After the fiasco with me, my parents had an epiphany and decided to let my siblings choose for themselves (under their advisement of course). Well, at least those that came after me didn't have to suffer the same fate as me I guess.

While I was thinking about my "shoulda, coulda, woulda's" I thought of how many things I loved and dreamed of doing then. I thought of how important the role of a parent is in shaping their child's life.

If only...I do sit and wonder sometimes where I would be today if my parents actually noticed my gifts as a child. Where would I be today? My story could have been so different. Yeah I said it. It could have been so different. *big sigh*.

Anyway, life goes on. I'm not doing bad considering and some things I still wish to pursue (sorry, neither the Olympic nor Oscar dreams shall be resurrecting themselves - lol). But there are other things that I can and still will pursue. Like French for example.

Now I watch my son and I'm so impressed by him. Perhaps my own experience has served (if nothing else) as a lesson in recognizing, nurturing and cultivating gifts in my own children. He is truly gifted in art and he's a whiz at maths. We recently discovered he's really good at football too. That came out of nowhere, a bit like the high jump did for me in secondary school.

I'm not bitter towards my parents (although I was for a very long time). I now accept that they did what they thought was best. I'm very pleased to see that they've somewhat learned their own lessons through it too. One of the things that tickles me now is that my dad is so eager to encourage my son in the area of sports. Namely tennis and golf (I'm trying hard not to think it has anything to do with the Williams sisters and Tiger Woods. LOL!). They also both notice my son's gifts and talents and really make a fuss over him because of them (makes my heart smile).

Well, I thank God I'm still here and I still have dreams to fulfill all the same.

With that said, parents, notice your children's gifts and nurture and cultivate them. Help them to point their arrows in the right direction. That's what we're all here for.

Stay blessed.



  1. Uhmn. Insightful. How decisions can really change the future of one's life

  2. This is such a great post. Like you, many of my decisions were swayed by my parents.

    With my kids, I try to nurture their individuality. One loves reading, the other sports and the last, music. Each so different.

    However, I have to confess that I do take a stand when it comes to some things i.e. one of them is keen on football and we take him to Saturday practice and Sunday practice etc.

    However, when his teacher took me to one side and told me his grades had dropped (he is a Maths wiz); I stopped football for a month.
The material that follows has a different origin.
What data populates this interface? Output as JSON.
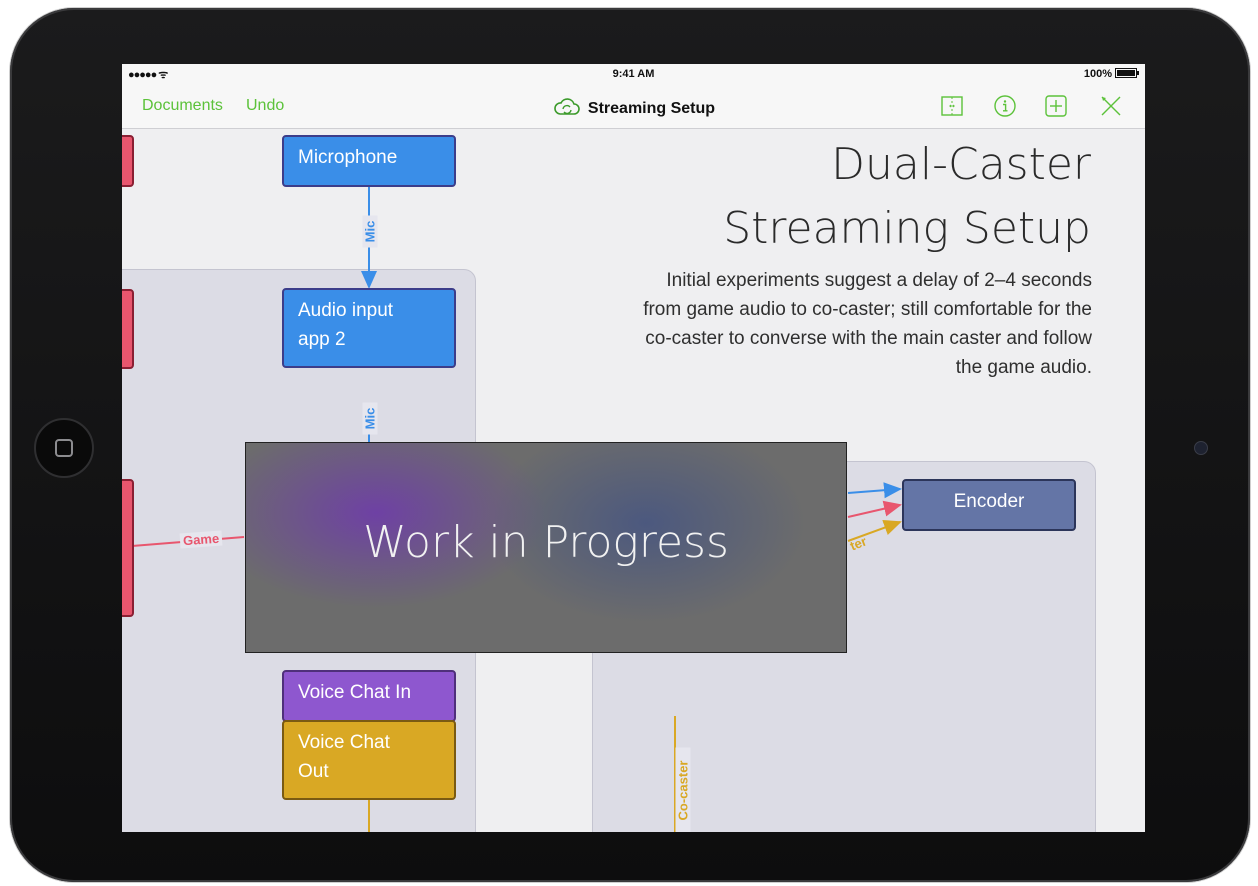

In the UK especially, education and football do not mix.

    I rather he plays for fun than abandon basic education for football.

    Parents try to do their best - with the limited knowledge and resources they have.

    Regarding our parent's mistakes, all we can do is accept them .................and strive not to repeat them.

  3. Good one, now you know better and what your parents did will make you a better parent.

  4. Very insightful and thought provoking post. I was also heavily influenced by my parents up to uni level, but luckily with time and maturity, I'm learning more and more to follow my heart.

  5. I really hope I don't end up being that kind of mum cos seriously with all the engineering vacancies in major oil firms in Lagos (please note that I'm job hunting at the moment with no success yet and I'm viciously eyeing oil firms) I'm tempted to force, make that lure at least one of my children into engineering but then again those vacancies may not be there in 16 years... Sigh... #confusion.

    I think I need to think. I'll be back!

  6. @@ilola,
    Yes o, what we do today impacts our tomorrow o.
    Stay blessed. :)

    You are so right to do so. Life isn't just fun and games jare. And by focusing on his maths is most def still an acknowledgement of your son's gift.
    My own issue was that I wasn't even good at science, but my parents insisted. My problem is when parents plan their child/children's future without even taking a moment to check and see what they're actually good at. But yes, when they're gifted in an area like maths (or science for that matter) it shouldn't go unnoticed.
    God bless you and yours. x

    Yes o, experience (that of yours or of others) is a very good teacher.
    How una dey jare? Hope all is well. x

    Me too I'm maturing everyday. Learning to follow through on what my heart is telling me.
    I trust all is well with you. God bless. :)

    There's nothing wrong with gently steering your child in a particular direction 1) if it's good for them, and 2) you can see them succeeding in that area. But you gotta know where they're gifts lie. The bible says your gift will make room for you.
    Thanks for commenting. :)

  7. one down so many more to go. much love.X

  8. @nothingovertherainbow,
    Awww! Thanks my love. Much love right back at ya! xx

  9. lool @ their reaction at drama and art... too funny.